Faulks, as it happens, was born into the British middle classes. But the people in his family he talked with were troubled by what happened way back in 1914-18. Like his protagonist in Birdsong, they were troubled because what they were caused to do, offended what they thouch decent human beings should do.
Faulks’s novel is a work of the imagination.
But he, like me, has listened to the what those members of his familiy have felt able to tell him, about what happened in 1914-18 and 1939-45.
That is only part of the truth.
Because the ‘truth’ ai a long way from what we have experienced.
October 14th, 2008 at 12:49 am
Hi Robert,
I did not wish to offend you with my comment, indeed, the part you have drawn anger with was more a general reflection on general ‘public’ thinking on the war than a criticism aimed at you. You obviously do know what you are talking about, and have obviously listened to your relatives when they have talked about the war.

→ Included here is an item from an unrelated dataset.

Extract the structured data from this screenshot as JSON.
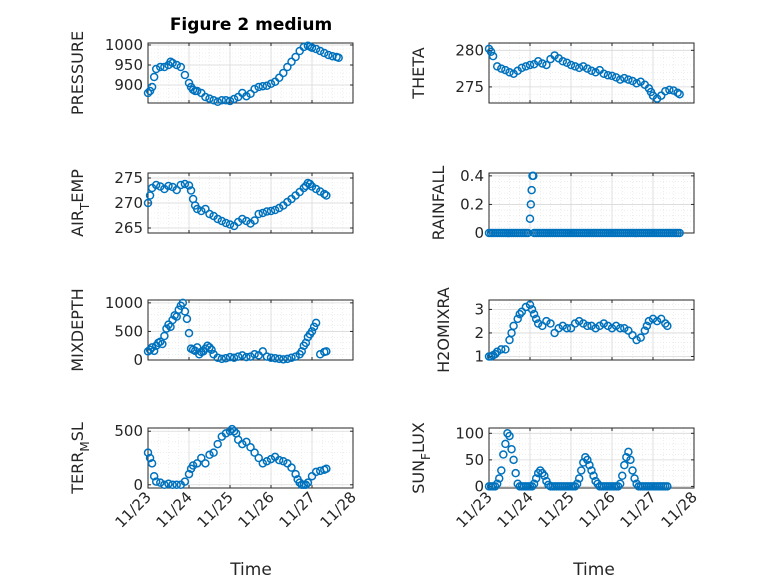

The trouble is there is still a lot of rubbish written in relation to the war, Alan Clark’s “The Donkey’s” written in the 1960′s started this general criticism from which much ‘public’ understanding has been drawn. This was highlighted to great effect in the 1990′s when a daily tabloid (I forget which) printed an article calling for the statue of Douglas Haig to be pulled down because he was the ‘butcher of the Somme’. Most people now seem to know about the ‘butcher’ but don’t know the ‘full picture’ as it were. That’s just one example of where the public perception of the war varies from the scholarly one, there are a fair few in relation to WW1.
My point was that in many ways Faulks plays to this public perception of the war in his book (even if he himself did understand more the realities of the situation), but he had to do this due to limits of space etc.
Obviously you aren’t playing to such a perception, and I very much enjoy reading various accounts of people who were there, it brings it home to me in a way a textbook never could. Anyway, keep up the good work!